Manufacturers insist everything is fine. Documentation converted into haiku explains that “tranquility is an experimental feature” and that natural night “lacks upward compatibility.” Questioned in front of an air dispenser that vibrates in Dolby, the spokeswoman for a major consortium of connected devices assures: “We haven’t taken away any freedom; we’ve simply made it more convenient, measurable, and monetizable,” says Édith L., director of Uninterrupted Engagement. In the same breath, her mic bills for the end-of-sentence applause.

The population adapts reluctantly. Cafés rent “interruption bubbles” where each minute of silence costs less if you accept three whispered ads.
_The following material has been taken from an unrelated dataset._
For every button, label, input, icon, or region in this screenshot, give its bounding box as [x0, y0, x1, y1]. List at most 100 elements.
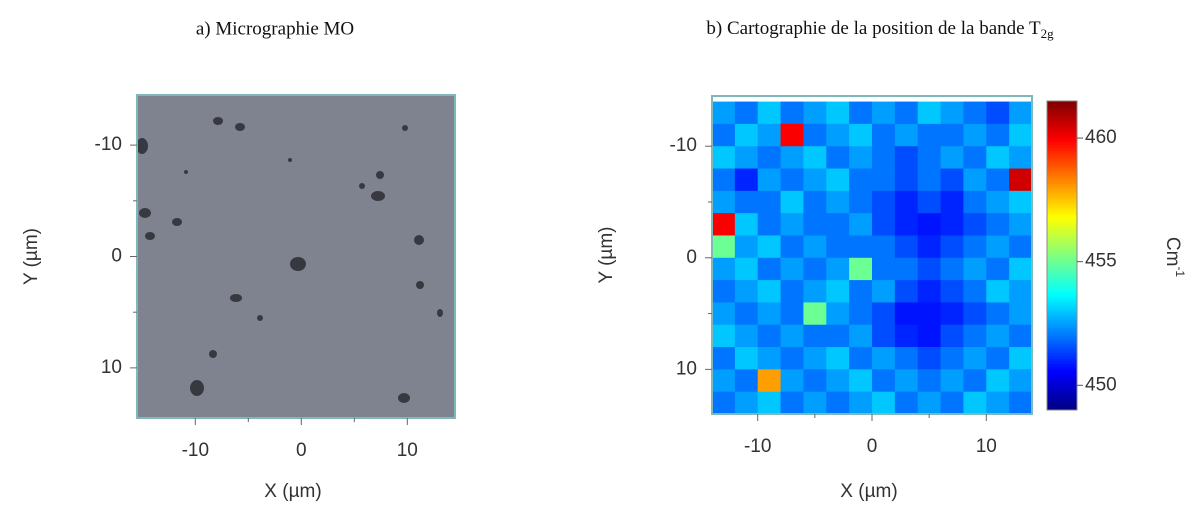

Children learn to say hello in a neutral voice: doorbells penalize enthusiasm deemed “suspiciously organic.” To sleep, city-dwellers wear masks that feign attentive wakefulness; reassured, the algorithm displays “stable productivity” and grants four minutes of compressed dusk.

A few die-hards still see a loophole: unplugging. But the cables, updated too, retract by themselves like electric slugs when you approach them. So we negotiate with the world: we promise data tomorrow in exchange for a little darkness now. With enough promises, the city finally blinks—one second—and everything starts to shine even brighter, proud to have learned to switch off without ever ceasing to be on.